Wandering through the rear rooms and service quarters there’s much evidence of the house as a hotel. Slot machines fill an outbuilding, a room full of children’s books and toys fill another, a room with light fittings and chandeliers, maintenance rooms with metal boxes filled with nuts, bolts and other hardware, rusting and messy, in disarray and disorder.
Evidence of the ambitious and, quite frankly, brave squatter - a sole inhibitor - an easy chair and radio. A lot of machinery dotted around the rear of the building; heavy duty bench saws and drill presses, all rusting outside and destined for landfill one day. Many rooms are filled with building material, roof beams, an endless list of supplies and spares, either salvaged or bought for restoration, all redundant and wasted. All this is open to the elements and decaying in the damp. Cars litter the grounds barely visible in the summer foliage, other farming and foresting equipment laying redundant, damp, mouldy, lichen covered with weeds growing in and around wheels and engines. Overall Gwynfryn is a very depressing sight.
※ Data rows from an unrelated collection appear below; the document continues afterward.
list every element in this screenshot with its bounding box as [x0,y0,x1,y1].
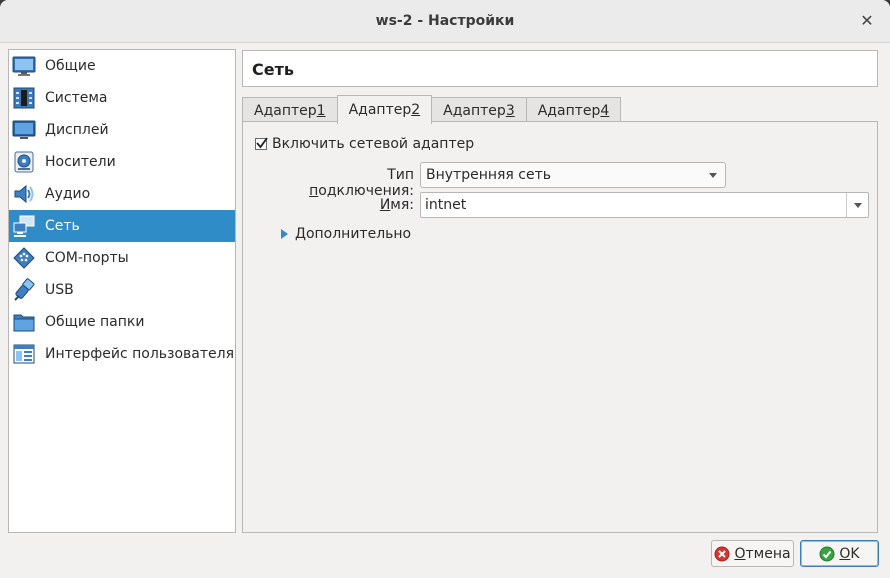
tab-label: Адаптер [443,102,506,119]
network-name-input[interactable] [421,193,845,217]
user-interface-icon [13,344,35,364]
ok-button[interactable]: OK [800,540,879,567]
tab-mnemonic: 4 [600,102,610,119]
tab-adapter-4[interactable]: Адаптер 4 [525,97,622,123]
dialog-content: Общие Система Дисплей Носители Аудио Сет… [0,43,890,578]
cancel-button[interactable]: Отмена [711,540,794,567]
sidebar-item-general[interactable]: Общие [9,50,235,82]
sidebar-item-display[interactable]: Дисплей [9,114,235,146]
attached-to-select[interactable]: Внутренняя сеть [420,162,726,188]
settings-window: ws-2 - Настройки ✕ Общие Система Дисплей… [0,0,890,578]
tab-adapter-3[interactable]: Адаптер 3 [431,97,527,123]
sidebar-item-label: COM-порты [45,250,129,266]
tab-mnemonic: 2 [411,102,421,118]
close-icon[interactable]: ✕ [858,12,876,30]
sidebar-item-user-interface[interactable]: Интерфейс пользователя [9,338,235,370]
network-name-combobox[interactable] [420,192,869,218]
settings-category-list: Общие Система Дисплей Носители Аудио Сет… [8,49,236,533]
tab-label: Адаптер [348,102,412,118]
usb-icon [14,278,35,301]
sidebar-item-label: Общие папки [45,314,145,330]
network-icon [13,215,35,237]
shared-folder-icon [13,314,35,332]
sidebar-item-system[interactable]: Система [9,82,235,114]
sidebar-item-label: Аудио [45,186,91,202]
chevron-down-icon [709,173,717,178]
tab-label: Адаптер [537,102,601,119]
expand-arrow-icon [281,229,288,239]
sidebar-item-label: Дисплей [45,122,109,138]
name-label-text: мя: [390,197,414,213]
sidebar-item-label: Общие [45,58,96,74]
tab-mnemonic: 1 [316,102,326,119]
window-title: ws-2 - Настройки [375,13,515,29]
page-header: Сеть [242,50,878,87]
tab-adapter-1[interactable]: Адаптер 1 [242,97,338,123]
title-bar[interactable]: ws-2 - Настройки ✕ [0,0,890,43]
sidebar-item-label: Сеть [45,218,80,234]
sidebar-item-audio[interactable]: Аудио [9,178,235,210]
network-name-dropdown-button[interactable] [846,193,868,217]
sidebar-item-label: Носители [45,154,116,170]
cancel-mnemonic: О [734,545,746,562]
checkmark-icon [256,137,268,149]
attached-to-value: Внутренняя сеть [426,167,552,183]
cancel-label-text: тмена [745,545,791,562]
general-monitor-icon [12,56,36,76]
adapter-tabs: Адаптер 1 Адаптер 2 Адаптер 3 Адаптер 4 [242,95,622,124]
name-mnemonic: И [379,197,391,213]
sidebar-item-serial-ports[interactable]: COM-порты [9,242,235,274]
ok-label: OK [839,546,859,562]
sidebar-item-usb[interactable]: USB [9,274,235,306]
advanced-label-text: ополнительно [305,226,412,242]
ok-mnemonic: O [839,545,851,562]
tab-label: Адаптер [254,102,317,119]
ok-icon [819,546,835,561]
adapter-tab-panel: Включить сетевой адаптер Тип подключения… [242,121,878,533]
advanced-label: Дополнительно [295,226,411,242]
checkbox-box[interactable] [255,137,268,150]
sidebar-item-label: USB [45,282,74,298]
ok-label-text: K [850,545,860,562]
cancel-label: Отмена [734,546,790,562]
chevron-down-icon [854,203,862,208]
tab-mnemonic: 3 [505,102,515,119]
attached-to-label: Тип подключения: [283,167,414,199]
name-label: Имя: [283,197,414,213]
storage-disk-icon [14,151,34,173]
sidebar-item-network[interactable]: Сеть [9,210,235,242]
sidebar-item-shared-folders[interactable]: Общие папки [9,306,235,338]
cancel-icon [714,546,730,561]
serial-port-icon [13,247,35,269]
tab-adapter-2[interactable]: Адаптер 2 [336,95,433,124]
enable-adapter-checkbox[interactable]: Включить сетевой адаптер [255,136,474,152]
sidebar-item-storage[interactable]: Носители [9,146,235,178]
advanced-expander[interactable]: Дополнительно [281,226,411,242]
sidebar-item-label: Интерфейс пользователя [45,346,235,362]
sidebar-item-label: Система [45,90,108,106]
advanced-mnemonic: Д [295,226,306,242]
system-chip-icon [13,87,35,109]
display-monitor-icon [12,120,36,139]
audio-speaker-icon [14,184,34,204]
page-title: Сеть [252,60,294,79]
enable-adapter-label: Включить сетевой адаптер [272,136,475,152]
attached-to-label-text: Тип [387,167,414,183]
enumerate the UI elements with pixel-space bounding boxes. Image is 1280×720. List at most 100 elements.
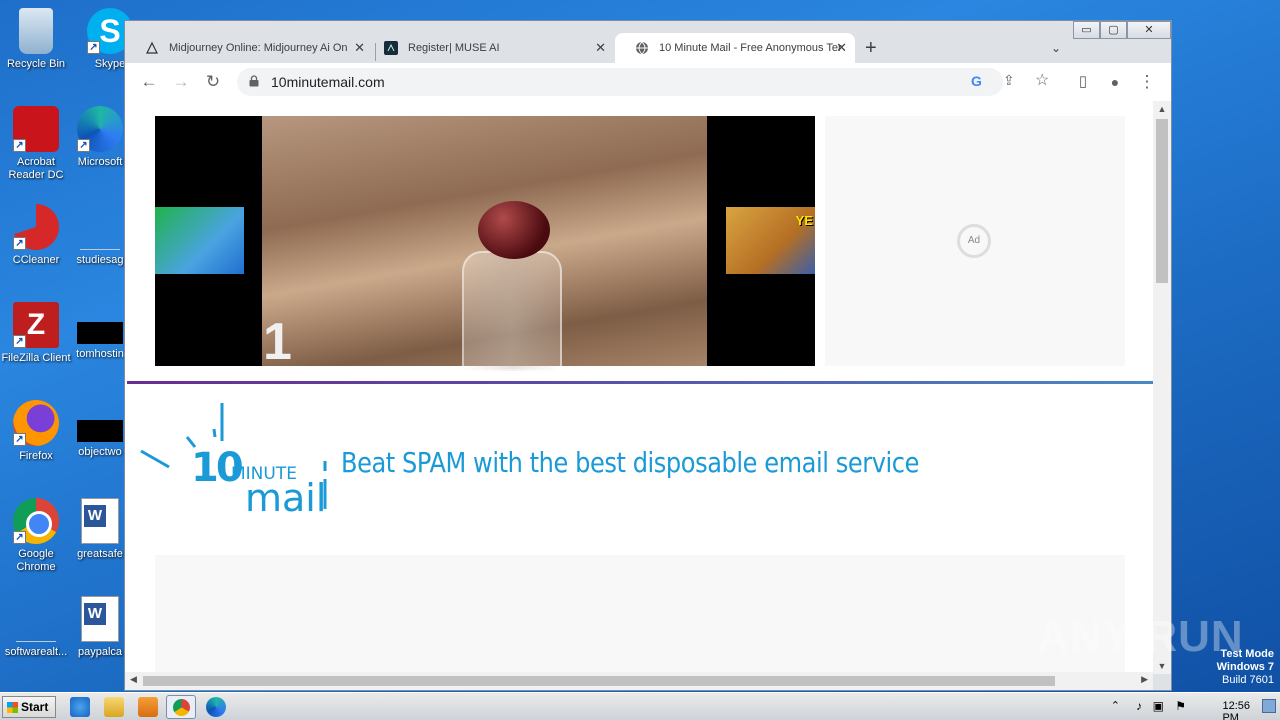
- file-icon: [80, 204, 120, 250]
- desktop-icon-firefox[interactable]: ↗ Firefox: [0, 400, 72, 463]
- volume-icon[interactable]: ♪: [1136, 699, 1142, 713]
- ad-loading-spinner: Ad: [957, 224, 991, 258]
- scroll-up-icon[interactable]: ▲: [1153, 104, 1171, 114]
- desktop-icon-label: objectwo: [78, 446, 122, 458]
- cherry-image: [478, 201, 550, 259]
- desktop-icon-filezilla[interactable]: Z ↗ FileZilla Client: [0, 302, 72, 365]
- file-explorer-icon[interactable]: [104, 697, 124, 717]
- word-document-icon: [81, 498, 119, 544]
- horizontal-scrollbar[interactable]: ◀ ▶: [125, 672, 1153, 690]
- firefox-icon: ↗: [13, 400, 59, 446]
- profile-avatar-icon[interactable]: ●: [1103, 71, 1127, 93]
- scroll-left-icon[interactable]: ◀: [130, 674, 137, 685]
- tab-title: Midjourney Online: Midjourney Ai On: [169, 42, 348, 54]
- desktop-icon-acrobat[interactable]: ↗ Acrobat Reader DC: [0, 106, 72, 182]
- side-panel-icon[interactable]: ▯: [1071, 71, 1095, 93]
- desktop-icon-label: Google Chrome: [16, 548, 56, 573]
- desktop-icon-label: Microsoft: [77, 156, 123, 168]
- desktop-icon-label: CCleaner: [12, 254, 60, 266]
- share-icon[interactable]: ⇪: [1003, 72, 1015, 89]
- video-ad-player[interactable]: 1 YE: [155, 116, 815, 371]
- shortcut-arrow-icon: ↗: [13, 237, 26, 250]
- browser-menu-icon[interactable]: ⋮: [1135, 71, 1159, 93]
- browser-toolbar: ← → ↻ 10minutemail.com G ⇪ ☆ ▯ ● ⋮: [125, 63, 1171, 101]
- desktop-icon-label: studiesag: [76, 254, 124, 266]
- word-document-icon: [81, 596, 119, 642]
- acrobat-icon: ↗: [13, 106, 59, 152]
- internet-explorer-icon[interactable]: [70, 697, 90, 717]
- tab-muse-ai[interactable]: Register| MUSE AI ✕: [364, 33, 614, 63]
- bookmark-star-icon[interactable]: ☆: [1035, 70, 1049, 90]
- action-center-flag-icon[interactable]: ⚑: [1175, 699, 1186, 713]
- logo-mail: mail: [245, 476, 326, 516]
- shortcut-arrow-icon: ↗: [13, 335, 26, 348]
- chrome-taskbar-button[interactable]: [166, 695, 196, 719]
- close-tab-icon[interactable]: ✕: [595, 33, 606, 63]
- horizontal-scroll-thumb[interactable]: [143, 676, 1055, 686]
- tab-title: Register| MUSE AI: [408, 42, 500, 54]
- chrome-icon: ↗: [13, 498, 59, 544]
- shortcut-arrow-icon: ↗: [13, 139, 26, 152]
- vertical-scroll-thumb[interactable]: [1156, 119, 1168, 283]
- address-bar[interactable]: 10minutemail.com G ⇪ ☆: [237, 68, 1049, 96]
- chrome-icon: [173, 699, 190, 716]
- filezilla-icon: Z ↗: [13, 302, 59, 348]
- desktop-icon-recycle-bin[interactable]: Recycle Bin: [0, 8, 72, 71]
- browser-window: ▭ ▢ ✕ Midjourney Online: Midjourney Ai O…: [124, 20, 1172, 691]
- google-lens-icon[interactable]: G: [971, 73, 982, 89]
- shortcut-arrow-icon: ↗: [77, 139, 90, 152]
- desktop-icon-ccleaner[interactable]: ↗ CCleaner: [0, 204, 72, 267]
- system-clock[interactable]: 12:56 PM: [1222, 700, 1250, 720]
- tab-title: 10 Minute Mail - Free Anonymous Ter: [659, 42, 842, 54]
- video-thumbnail-left[interactable]: [155, 207, 244, 274]
- 10minutemail-logo[interactable]: 10 MINUTE mail: [139, 401, 329, 516]
- tab-search-icon[interactable]: ⌄: [1051, 41, 1061, 55]
- page-tagline: Beat SPAM with the best disposable email…: [341, 446, 919, 479]
- new-tab-button[interactable]: +: [865, 37, 877, 60]
- sailboat-icon: [146, 41, 158, 54]
- vertical-scrollbar[interactable]: ▲ ▼: [1153, 101, 1171, 674]
- start-button[interactable]: Start: [2, 696, 56, 718]
- thumbnail-text: YE: [795, 213, 813, 228]
- desktop-icon-label: FileZilla Client: [1, 352, 71, 364]
- video-frame: [262, 116, 707, 371]
- page-viewport: 1 YE Ad 10 MINUTE mail Beat SPAM with th…: [125, 101, 1153, 674]
- header-divider: [127, 381, 1153, 384]
- forward-button[interactable]: →: [169, 71, 193, 93]
- video-number: 1: [263, 313, 292, 371]
- desktop-icon-label: Acrobat Reader DC: [8, 156, 64, 181]
- edge-icon[interactable]: [206, 697, 226, 717]
- email-content-area: [155, 555, 1125, 674]
- close-tab-icon[interactable]: ✕: [836, 33, 847, 63]
- ad-container[interactable]: Ad: [825, 116, 1125, 366]
- tab-10minutemail[interactable]: 10 Minute Mail - Free Anonymous Ter ✕: [615, 33, 855, 63]
- video-thumbnail-right[interactable]: YE: [726, 207, 815, 274]
- desktop-icon-label: tomhostin: [76, 348, 124, 360]
- tray-arrow-icon[interactable]: ⌃: [1111, 699, 1120, 712]
- desktop-icon-label: Skype: [94, 58, 126, 70]
- scroll-right-icon[interactable]: ▶: [1141, 674, 1148, 685]
- reload-button[interactable]: ↻: [201, 71, 225, 93]
- shortcut-arrow-icon: ↗: [13, 531, 26, 544]
- show-desktop-icon[interactable]: [1262, 699, 1276, 713]
- url-text[interactable]: 10minutemail.com: [271, 68, 385, 96]
- desktop-icon-label: greatsafe: [77, 548, 123, 560]
- desktop-icon-chrome[interactable]: ↗ Google Chrome: [0, 498, 72, 574]
- back-button[interactable]: ←: [137, 71, 161, 93]
- scroll-down-icon[interactable]: ▼: [1153, 661, 1171, 671]
- os-label: Windows 7: [1216, 661, 1274, 673]
- file-icon: [16, 596, 56, 642]
- desktop-icon-label: paypalca: [77, 646, 123, 658]
- tab-midjourney[interactable]: Midjourney Online: Midjourney Ai On ✕: [125, 33, 373, 63]
- desktop-icon-label: softwarealt...: [4, 646, 68, 658]
- file-icon: [77, 420, 123, 442]
- taskbar: Start ⌃ ♪ ▣ ⚑ 12:56 PM: [0, 692, 1280, 720]
- desktop-icon-softwarealt[interactable]: softwarealt...: [0, 596, 72, 659]
- media-player-icon[interactable]: [138, 697, 158, 717]
- build-label: Build 7601: [1222, 674, 1274, 686]
- lock-icon[interactable]: [249, 75, 259, 87]
- network-icon[interactable]: ▣: [1153, 699, 1164, 713]
- desktop-icon-label: Recycle Bin: [6, 58, 66, 70]
- shortcut-arrow-icon: ↗: [13, 433, 26, 446]
- desktop-icon-label: Firefox: [19, 450, 53, 462]
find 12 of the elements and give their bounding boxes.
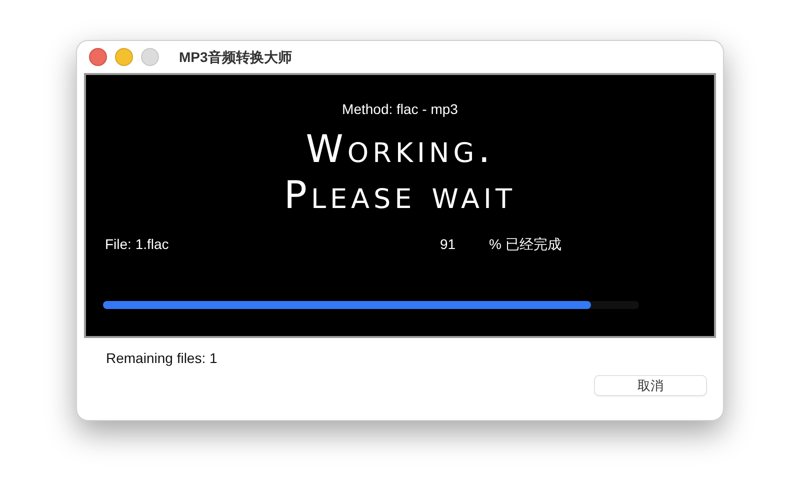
- file-label: File: 1.flac: [105, 235, 170, 254]
- cancel-button[interactable]: 取消: [594, 375, 707, 396]
- status-heading: Working.: [306, 126, 494, 172]
- zoom-button[interactable]: [141, 48, 159, 66]
- percent-value: 91: [440, 235, 457, 254]
- percent-label: % 已经完成: [489, 235, 562, 254]
- minimize-button[interactable]: [115, 48, 133, 66]
- window-title: MP3音频转换大师: [179, 48, 292, 66]
- close-button[interactable]: [89, 48, 107, 66]
- method-label: Method: flac - mp3: [342, 100, 458, 119]
- remaining-files-label: Remaining files: 1: [106, 350, 218, 366]
- status-heading: Please wait: [284, 172, 516, 218]
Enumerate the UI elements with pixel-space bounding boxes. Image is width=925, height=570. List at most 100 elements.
The entrance is at the side, a lavish decorative stone lattice porch and it was in this doorway that the better exposures were made. A view opened up into the house revealing fallen beans, passageways and into the main hall and onto a large fireplace. I can not say I particularly enjoyed my visit to Gwynfryn. The drive up there was long and slow and under horrid weather conditions. The house so beautifully positioned yet is so miserable and carelessly abandoned that you feel anger towards the waste. I hail the brave squatter and salute his resolve but this house needs more than care put into it. It needs a hefty wallet and a generous and willing loving restorer.